Die Schweiz scheint ein gutes Anschauungsobjekt für die Folgen eines Brexits zu sein: Das Land ist nicht in der EU und stimmte 2014 zu 50,3 Prozent für eine Aufhebung der freien Zuwanderung. Schweizer Studenten wurden von dem bei jungen Wissenschaftlern beliebten EU-Austauschprogramm Erasmus ausgeschlossen. Das Schweizer Forschungsministerium musste eingreifen, als die EU-Mittel abrupt eingestellt wurden und die Arbeitskräfte auf dem Trockenen saßen. "Es besteht kein Grund anzunehmen, Großbritannien würde es nach dem Brexit besser ergehen", sagt Athene Donald vom Cavendish Laboratory and the European Research Council. Brüssel stimmte zu, die Schweizer vorübergehend als "Teil-Mitglied" zu behandeln und Zugang zu einigen Programmen zu gewähren, hauptsächlich für die Grundlagenforschung. Um an ein Assoziierungsabkommen und EU-Forschungsmittel zu kommen, muss wohl auch Großbritannien eine uneingeschränkte Freizügigkeit von Menschen aus der EU zulassen. Doch gerade die Einschränkung war eines der Hauptargumente der Brexit-Kampagne.

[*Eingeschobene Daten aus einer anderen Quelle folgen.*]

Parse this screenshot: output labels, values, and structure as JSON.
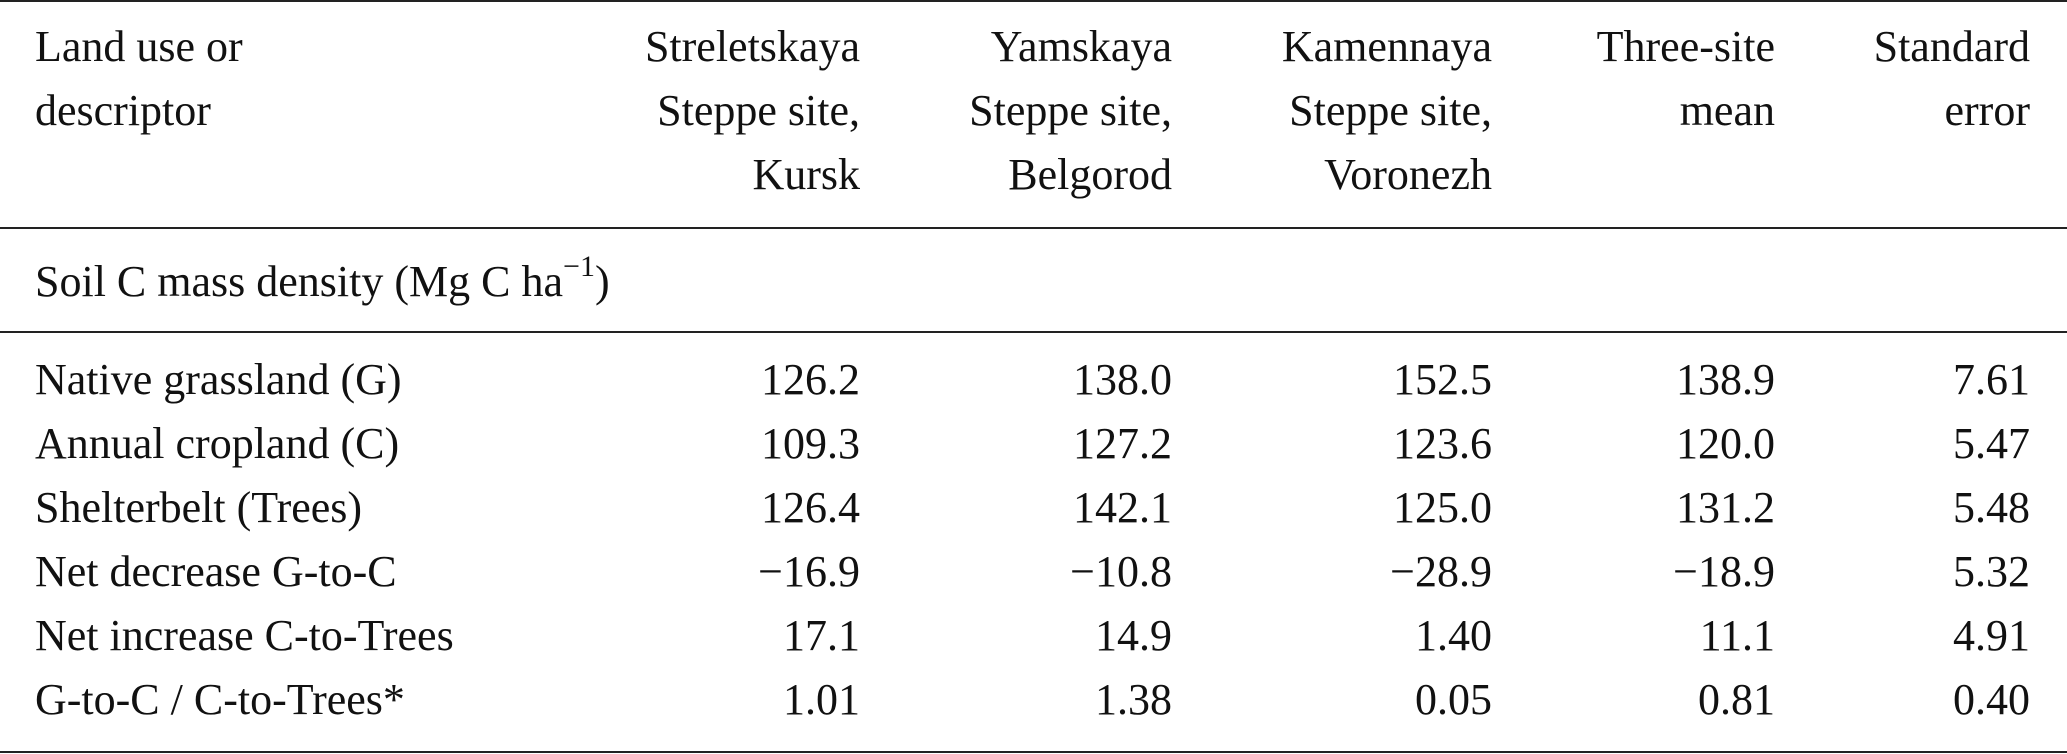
{
  "table": {
    "header": [
      [
        "Land use or",
        "descriptor"
      ],
      [
        "Streletskaya",
        "Steppe site,",
        "Kursk"
      ],
      [
        "Yamskaya",
        "Steppe site,",
        "Belgorod"
      ],
      [
        "Kamennaya",
        "Steppe site,",
        "Voronezh"
      ],
      [
        "Three-site",
        "mean"
      ],
      [
        "Standard",
        "error"
      ]
    ],
    "section": {
      "text": "Soil C mass density (Mg C ha",
      "sup": "−1",
      "after": ")"
    },
    "rows": [
      [
        "Native grassland (G)",
        "126.2",
        "138.0",
        "152.5",
        "138.9",
        "7.61"
      ],
      [
        "Annual cropland (C)",
        "109.3",
        "127.2",
        "123.6",
        "120.0",
        "5.47"
      ],
      [
        "Shelterbelt (Trees)",
        "126.4",
        "142.1",
        "125.0",
        "131.2",
        "5.48"
      ],
      [
        "Net decrease G-to-C",
        "−16.9",
        "−10.8",
        "−28.9",
        "−18.9",
        "5.32"
      ],
      [
        "Net increase C-to-Trees",
        "17.1",
        "14.9",
        "1.40",
        "11.1",
        "4.91"
      ],
      [
        "G-to-C / C-to-Trees*",
        "1.01",
        "1.38",
        "0.05",
        "0.81",
        "0.40"
      ]
    ]
  }
}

Knapp 52 Prozent stimmten in der vergangenen Woche für einen Austritt aus der EU, das waren 17.410.742 Brexit-Befürworter, 16.141.241 votierten für ein "Remain", den Verbleib in der europäischen Gemeinschaft. Neben Ökonomen, Unternehmern und Politikern hatten auch Wissenschaftler just vor diesem Ausgang gewarnt. 159 Mitglieder der Royal Society an der Universität von Cambridge bezeichneten im März dieses Jahres einen Ausstieg als "eine Katastrophe für die britische Wissenschaft". Vor allem, weil es junge Forscher in ihrer Freizügigkeit in Europa beschränken würde. In einem Bericht des House of Lords hieß es im April, dass "die überwältigende Mehrheit der britischen Wissenschaftsgemeinschaft " gegen einen Brexit sei. Das bestätigt auch eine Umfrage der Zeitschrift Nature im Vorfeld der Abstimmung: 83 Prozent der britischen Wissenschaftler sprachen sich gegen einen Brexit aus.

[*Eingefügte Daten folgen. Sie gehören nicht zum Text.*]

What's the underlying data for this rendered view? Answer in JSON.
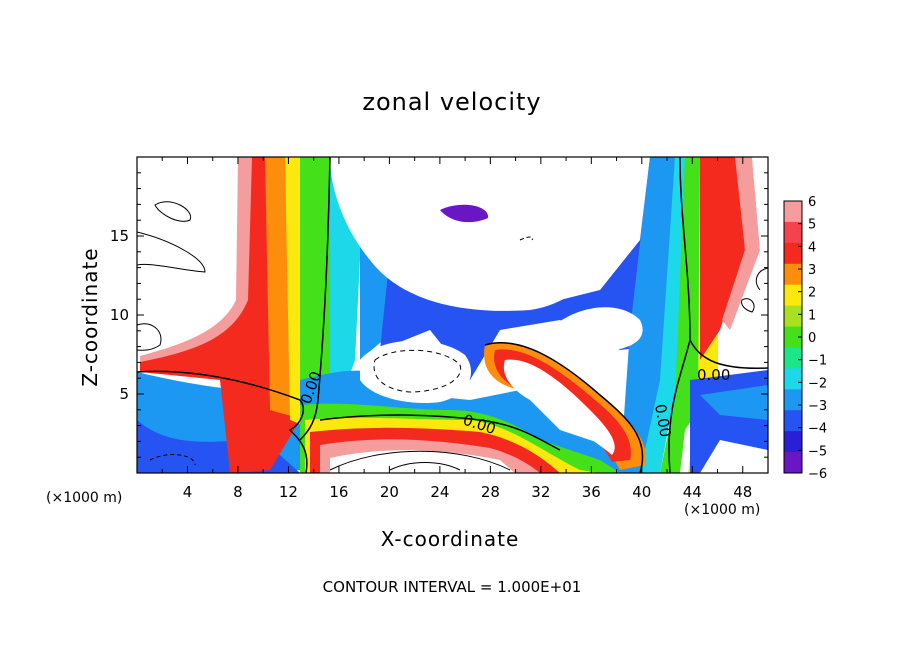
{
  "chart_data": {
    "type": "heatmap",
    "title": "zonal velocity",
    "xlabel": "X-coordinate",
    "ylabel": "Z-coordinate",
    "x_unit_left": "(×1000 m)",
    "x_unit_right": "(×1000 m)",
    "footer": "CONTOUR INTERVAL = 1.000E+01",
    "xlim": [
      0,
      50
    ],
    "ylim": [
      0,
      20
    ],
    "x_ticks": [
      "4",
      "8",
      "12",
      "16",
      "20",
      "24",
      "28",
      "32",
      "36",
      "40",
      "44",
      "48"
    ],
    "y_ticks": [
      "5",
      "10",
      "15"
    ],
    "colorbar": {
      "labels": [
        "6",
        "5",
        "4",
        "3",
        "2",
        "1",
        "0",
        "−1",
        "−2",
        "−3",
        "−4",
        "−5",
        "−6"
      ],
      "levels": [
        6,
        5,
        4,
        3,
        2,
        1,
        0,
        -1,
        -2,
        -3,
        -4,
        -5,
        -6
      ],
      "colors": [
        "#f59c9c",
        "#f5424f",
        "#f52a1e",
        "#fd8e0c",
        "#fde80d",
        "#a8e21f",
        "#44e11b",
        "#1ce58a",
        "#1cd8e8",
        "#1c98f2",
        "#2554f2",
        "#2a1fd8",
        "#6a16c4"
      ]
    },
    "contour_labels": [
      "0.00",
      "0.00",
      "0.00",
      "0.00"
    ],
    "contour_label_values": [
      0,
      0,
      0,
      0
    ],
    "colors": {
      "background": "#ffffff",
      "frame": "#000000"
    }
  }
}
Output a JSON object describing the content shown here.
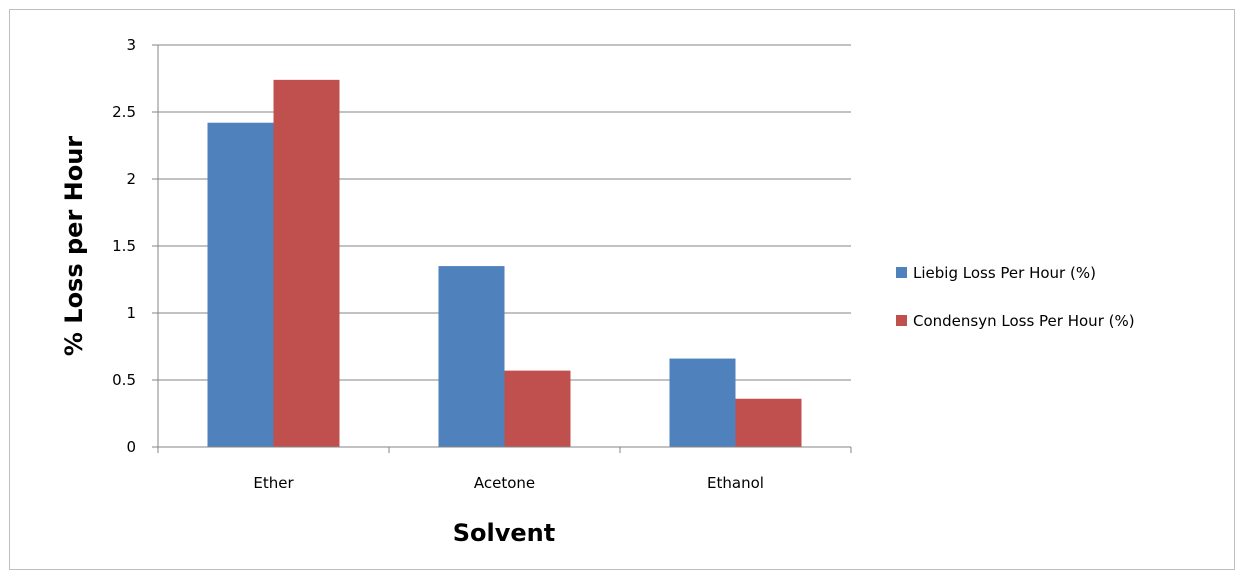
{
  "chart_data": {
    "type": "bar",
    "categories": [
      "Ether",
      "Acetone",
      "Ethanol"
    ],
    "series": [
      {
        "name": "Liebig Loss Per Hour (%)",
        "values": [
          2.42,
          1.35,
          0.66
        ],
        "color": "#4f81bd"
      },
      {
        "name": "Condensyn Loss Per Hour (%)",
        "values": [
          2.74,
          0.57,
          0.36
        ],
        "color": "#c0504d"
      }
    ],
    "xlabel": "Solvent",
    "ylabel": "% Loss per Hour",
    "ylim": [
      0,
      3
    ],
    "yticks": [
      "0",
      "0.5",
      "1",
      "1.5",
      "2",
      "2.5",
      "3"
    ],
    "grid": true,
    "legend": "right"
  }
}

Zweifelsohne profitieren auch die anderen EU-Länder von dem Austausch: 16 Prozent der einflussreichsten Paper weltweit sind unter der Beteiligung von britischen Forschern entstanden. Die Förderanträge von der Insel sind in Brüssel daher gern gesehen. Aber die Briten haben mit dem Ausgang des Referendums vielleicht noch mehr zu verlieren: Denn die Freizügigkeit der Forscher von der Insel geht das Hand in Hand mit der Finanzierung von Forschungsprojekten, macht Mike Galsworthy deutlich. Der Gesundheits-Forscher am University College London hatte die Social-Media-Kampagne "Scientists for EU" ins Leben gerufen. "Die Unterstützung durch die EU ist ein Katalysator für internationale Zusammenarbeit", sagt er. Die EU finanziert Forschung auch für die Stärkung der europäischen Integration: Um den Zuschuss zu bekommen, sind in den meisten Programmen Mitarbeiter in anderen EU-Ländern nötig. Gerade jene kollaborativen Arbeiten zählen oftmals zu den einflussreicheren Veröffentlichungen.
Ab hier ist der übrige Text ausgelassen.